Camilleri’s pending proposal is for a 34-storey tower next to Bay Street and another 27-storey tower right in the middle of the 50,000sq.m site and a large public square between the two buildings.

The partial local plan review proposed by the PA has parcelled the Villa Rosa site in 12 zones with different building heights.

The highest development is set to rise to 39 floors in the zone closest to the Bay Street complex, while a 22-storey development is being envisaged in two other zones—a site immediately adjacent to the gardens surrounding Villa Rosa, and another closer to the DB project.

Patrick Calleja, president of heritage NGO Din l-Art Ħelwa, writing in MaltaToday says it is of “great concern” that the local plan has been “dictated” by the developer’s proposal.

“The revised local plan objectives for the Villa Rosa site are, however, derived entirely from the monstrous project proposed and drawn up by the developer and not, as it should be, the other way around—any development proposals should be defined and constrained by the previously approved local plans,” Calleja writes.

He also calls for an investigation over what he describes as a “manipulated” consultation process on the objectives launched last October, which eventually led to the latest draft local plan proposal.

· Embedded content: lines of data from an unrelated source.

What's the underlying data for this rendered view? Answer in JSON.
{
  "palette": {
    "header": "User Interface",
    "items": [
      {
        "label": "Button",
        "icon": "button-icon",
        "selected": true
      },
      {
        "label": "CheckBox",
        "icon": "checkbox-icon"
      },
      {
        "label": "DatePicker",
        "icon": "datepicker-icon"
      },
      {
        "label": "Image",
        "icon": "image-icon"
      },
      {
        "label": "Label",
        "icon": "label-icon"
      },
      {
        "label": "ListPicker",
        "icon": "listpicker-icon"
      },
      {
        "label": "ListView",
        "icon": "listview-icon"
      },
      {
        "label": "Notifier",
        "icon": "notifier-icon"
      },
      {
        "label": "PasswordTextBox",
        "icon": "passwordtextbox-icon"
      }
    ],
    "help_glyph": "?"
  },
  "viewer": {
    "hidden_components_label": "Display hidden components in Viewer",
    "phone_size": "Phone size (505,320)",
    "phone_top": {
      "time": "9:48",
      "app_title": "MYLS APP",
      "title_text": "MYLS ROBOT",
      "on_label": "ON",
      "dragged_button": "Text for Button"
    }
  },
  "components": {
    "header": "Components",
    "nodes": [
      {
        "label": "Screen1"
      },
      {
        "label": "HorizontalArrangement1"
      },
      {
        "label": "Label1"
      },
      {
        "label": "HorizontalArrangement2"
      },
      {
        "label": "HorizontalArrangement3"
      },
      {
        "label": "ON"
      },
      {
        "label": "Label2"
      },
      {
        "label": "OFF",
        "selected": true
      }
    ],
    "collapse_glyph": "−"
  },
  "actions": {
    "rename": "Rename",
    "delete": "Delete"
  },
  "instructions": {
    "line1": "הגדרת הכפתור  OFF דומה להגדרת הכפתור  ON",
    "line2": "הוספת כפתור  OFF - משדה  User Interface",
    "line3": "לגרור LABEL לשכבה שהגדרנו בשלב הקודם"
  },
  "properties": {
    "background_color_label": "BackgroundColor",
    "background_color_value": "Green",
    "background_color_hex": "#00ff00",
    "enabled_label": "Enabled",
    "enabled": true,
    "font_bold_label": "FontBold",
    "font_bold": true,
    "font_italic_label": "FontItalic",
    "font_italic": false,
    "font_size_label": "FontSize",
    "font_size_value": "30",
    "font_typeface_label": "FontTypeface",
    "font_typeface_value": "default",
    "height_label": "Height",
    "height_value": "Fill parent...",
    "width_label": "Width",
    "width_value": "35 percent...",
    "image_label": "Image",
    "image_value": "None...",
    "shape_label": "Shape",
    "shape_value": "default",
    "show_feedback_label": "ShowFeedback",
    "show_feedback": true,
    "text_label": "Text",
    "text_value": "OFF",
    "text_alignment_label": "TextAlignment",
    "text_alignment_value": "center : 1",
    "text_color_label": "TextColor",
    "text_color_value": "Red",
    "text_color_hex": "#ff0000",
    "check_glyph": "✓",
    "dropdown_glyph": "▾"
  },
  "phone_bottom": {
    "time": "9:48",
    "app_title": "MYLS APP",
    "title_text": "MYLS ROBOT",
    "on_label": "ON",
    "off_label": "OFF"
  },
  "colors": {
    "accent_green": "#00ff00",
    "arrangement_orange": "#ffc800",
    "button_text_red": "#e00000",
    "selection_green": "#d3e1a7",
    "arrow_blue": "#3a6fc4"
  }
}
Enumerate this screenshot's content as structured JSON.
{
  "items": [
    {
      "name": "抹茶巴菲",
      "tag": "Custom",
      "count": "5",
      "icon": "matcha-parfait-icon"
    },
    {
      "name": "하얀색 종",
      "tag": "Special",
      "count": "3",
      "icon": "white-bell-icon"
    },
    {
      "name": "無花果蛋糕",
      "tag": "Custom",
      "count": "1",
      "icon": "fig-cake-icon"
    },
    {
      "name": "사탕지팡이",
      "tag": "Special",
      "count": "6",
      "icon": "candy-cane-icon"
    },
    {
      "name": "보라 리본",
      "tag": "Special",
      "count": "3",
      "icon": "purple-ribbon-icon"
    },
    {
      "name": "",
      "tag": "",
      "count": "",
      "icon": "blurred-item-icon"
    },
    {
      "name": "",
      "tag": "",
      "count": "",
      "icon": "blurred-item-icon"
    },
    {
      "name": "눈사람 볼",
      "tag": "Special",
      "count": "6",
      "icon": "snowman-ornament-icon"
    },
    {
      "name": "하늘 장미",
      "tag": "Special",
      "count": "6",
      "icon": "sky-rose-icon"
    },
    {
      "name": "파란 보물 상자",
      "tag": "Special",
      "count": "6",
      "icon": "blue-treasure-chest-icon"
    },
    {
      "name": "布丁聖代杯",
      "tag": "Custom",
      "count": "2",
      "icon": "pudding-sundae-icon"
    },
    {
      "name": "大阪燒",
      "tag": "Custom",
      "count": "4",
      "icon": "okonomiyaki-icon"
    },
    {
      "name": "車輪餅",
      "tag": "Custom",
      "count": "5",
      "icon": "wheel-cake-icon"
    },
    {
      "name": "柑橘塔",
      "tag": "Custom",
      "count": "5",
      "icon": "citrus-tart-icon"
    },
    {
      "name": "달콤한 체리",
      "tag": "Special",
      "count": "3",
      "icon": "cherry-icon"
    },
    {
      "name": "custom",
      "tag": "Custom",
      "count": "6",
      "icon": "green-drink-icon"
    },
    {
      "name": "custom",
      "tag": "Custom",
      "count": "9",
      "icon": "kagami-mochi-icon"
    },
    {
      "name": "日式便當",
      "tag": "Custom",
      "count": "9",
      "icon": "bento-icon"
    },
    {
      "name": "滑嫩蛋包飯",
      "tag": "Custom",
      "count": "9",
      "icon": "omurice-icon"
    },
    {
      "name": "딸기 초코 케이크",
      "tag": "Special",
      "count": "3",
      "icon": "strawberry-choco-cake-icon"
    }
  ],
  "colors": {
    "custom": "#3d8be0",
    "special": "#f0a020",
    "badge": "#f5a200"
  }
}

“In this farcical consultation, the PA responded to many of the first phase public submissions stating that they had allegedly received over 4,200 submissions in support of the original review objectives… Judging from the timing of the developer’s public announcement of the number of approving submissions received by the PA, almost immediately after the first phase of the consultation was closed and before any official reports were published by the PA, it seems that the process was unethically manipulated and was therefore contaminated,” Calleja claims.

When the draft plan was published MaltaToday had flagged a possible discrepancy between the number of objections listed by the PA—43—and those submitted through Moviment Graffitti’s online facility, which totalled over 3,000.

Nonetheless, the PA stood by its figures. “It is absolutely not in our interest to hide any figures and we have published all the objections we have received,” a PA spokesperson had told MaltaToday, excluding any devious intentions on their part.